Sr. Data Engineer Resume
Irving, TX
SUMMARY
- Over 6+ years of strong experience in Data Analyst, Data mining with large data sets of Structured and Unstructured data, Data Acquisition, Data Validation, Predictive modeling, Statistical modeling, Data modeling, Data Visualization. Adept in statistical programming languages like R and Python, SAS, Apache Spark including Big Data technologies like Hadoop, Hive, Pig.
- 3+ years of experience in Hadoop 2.0. Led development of enterprise level solutions utilizing Hadoop utilities such as Spark, MapReduce, Sqoop, PIG, Hive, HBase, Zookeeper, Phoenix, Oozie, Flume, streaming jars, Custom SerDe, etc. Worked on proof of concepts on Kafka, and Storm.
- Deep analytics and understanding of Big Data and algorithms using Hadoop, MapReduce, NoSQL and distributed computing tools.
- Experience in developing enterprise level solution using batch processing (using Apache Pig) and streaming framework (using Spark Streaming, apache Kafka & Apache Flink).
- Expertise in synthesizing Machine learning, Predictive Analytics and Big data technologies into integrated solutions.
- Experienced in Dimensional Data Modeling experience using Data modeling, Relational Data modeling, ER/ Studio, Erwin, and Sybase Power Designer, Star Join Schema/Snowflake modeling, FACT & Dimensions tables, Conceptual, Physical & logical data modeling.
- Procedural knowledge in cleansing and analyzing data using HiveQL, Pig Latin, and custom MapReduce programs in Java.
- Experienced in writing custom UDFs and UDAFs for extending Hive and Pig core functionalities.
- Experience in importing and exporting data using Sqoop from HDFS to Relational Database Systems (RDBMS), Teradata and vice versa.
- Strong experience in design and development of Business Intelligence solutions using data modeling, Dimension Modeling, ETL Processes, Data Integration, OLAP and client /server application.
- Worked extensively with Dimensional modeling, Data migration, Data cleansing, Data profiling, and ETL Processes features for data warehouses.
- Hands on experience in formatting and ETL’ing raw data in various format such as Avro, ORC, Parquet, CSV, JSON etc. Experience in Elasticsearch and MDM solutions.
- Excellent knowledge of Machine Learning, Mathematical Modeling and Operations Research. Comfortable with R, Python, SAS and, Relational databases. Deep understanding & exposure of Big Data Ecosystem.
- Extensively used SQL, Numpy, Pandas, Scikit - learn, Spark, Hive for Data Analysis and Model building.
- Have experience with processing Framework such as Spark and Spark Sql.
- Experienced on data architecture including data ingestion pipeline design, Hadoop information architecture, data modeling and data mining, machine learning and advanced data processing.

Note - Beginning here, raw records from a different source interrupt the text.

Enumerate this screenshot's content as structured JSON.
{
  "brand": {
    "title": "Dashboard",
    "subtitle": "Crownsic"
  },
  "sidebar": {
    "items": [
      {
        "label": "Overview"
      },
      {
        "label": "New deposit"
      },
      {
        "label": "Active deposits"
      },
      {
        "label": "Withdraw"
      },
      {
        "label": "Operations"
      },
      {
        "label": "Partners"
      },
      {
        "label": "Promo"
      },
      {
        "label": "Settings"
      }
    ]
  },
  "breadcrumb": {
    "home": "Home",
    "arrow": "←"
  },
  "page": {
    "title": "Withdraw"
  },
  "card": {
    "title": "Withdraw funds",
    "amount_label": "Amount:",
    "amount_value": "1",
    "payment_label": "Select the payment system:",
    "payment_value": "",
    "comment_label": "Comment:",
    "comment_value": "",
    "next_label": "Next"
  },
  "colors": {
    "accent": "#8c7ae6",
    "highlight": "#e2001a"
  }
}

- Analysis and Factor Analysis, testing and validation using ROC plot, K- fold cross validation and data visualization.
- Extensively used SQL, Numpy, Pandas, Scikit-learn, Spark, Hive for Data Analysis and Model building.

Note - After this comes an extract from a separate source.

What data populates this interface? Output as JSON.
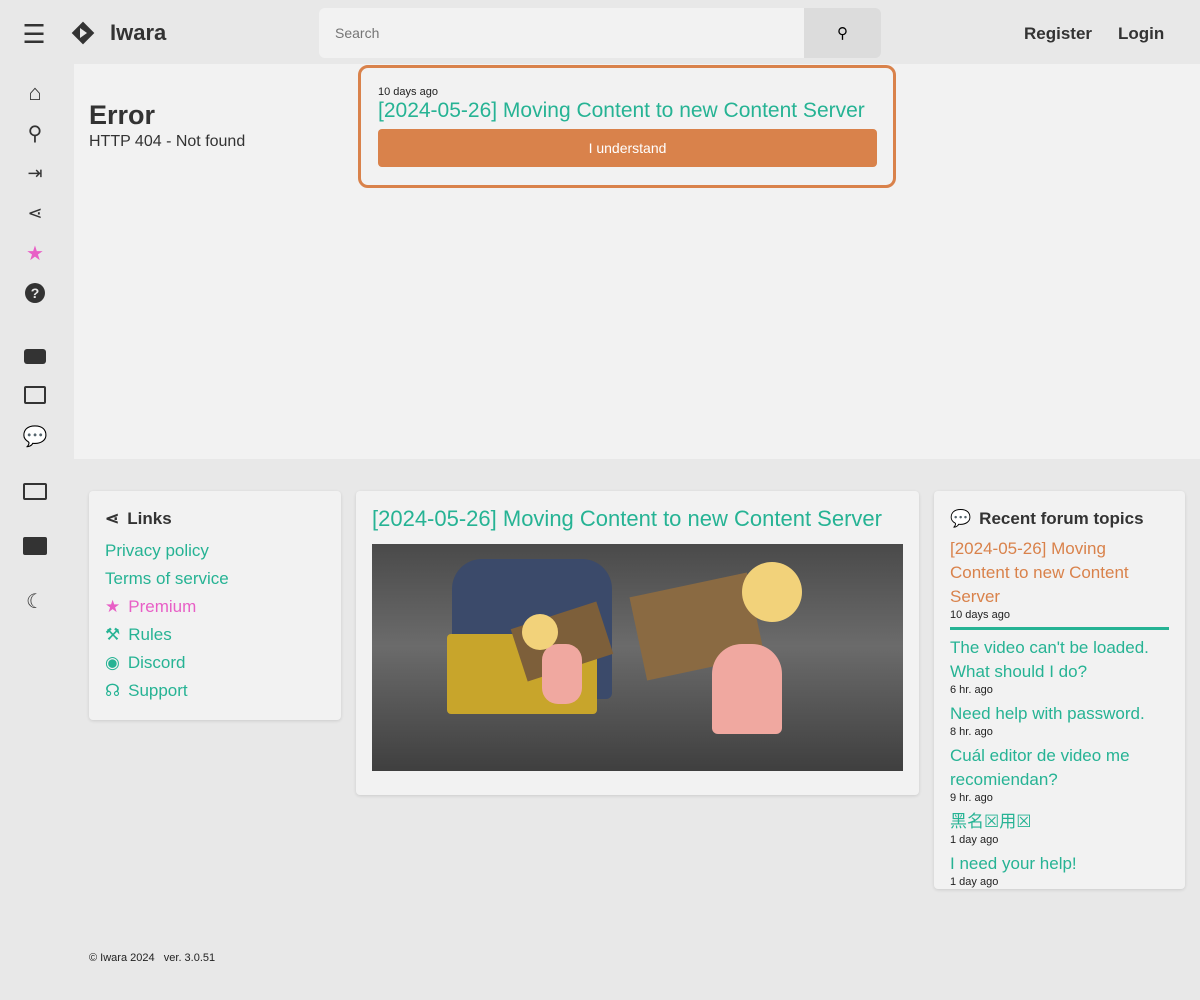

- Hands on experience in implementing LDA, Naive Bayes and skilled in Random Forests, Decision Trees, Linear and Logistic Regression, SVM, Clustering, neural networks, Principle Component Analysis.
- Expertise in managing entire data science project life cycle and actively involved in all the phases of project life cycle including data acquisition, data cleaning, data engineering, features scaling, features engineering, statistical modeling (decision trees, regression models, neural networks, SVM, clustering), dimensionality reduction using Principal Component Analysis.
- Strong experience and knowledge in Data Visualization with Tableau creating: Line and scatter plots, Bar Charts, Histograms, Pie chart, Dot charts, Box plots, Time series, Error Bars, Multiple Charts types, Multiple Axes, subplots etc.
- Experienced with Integration Services (SSIS), Reporting Service (SSRS) and Analysis Services (SSAS)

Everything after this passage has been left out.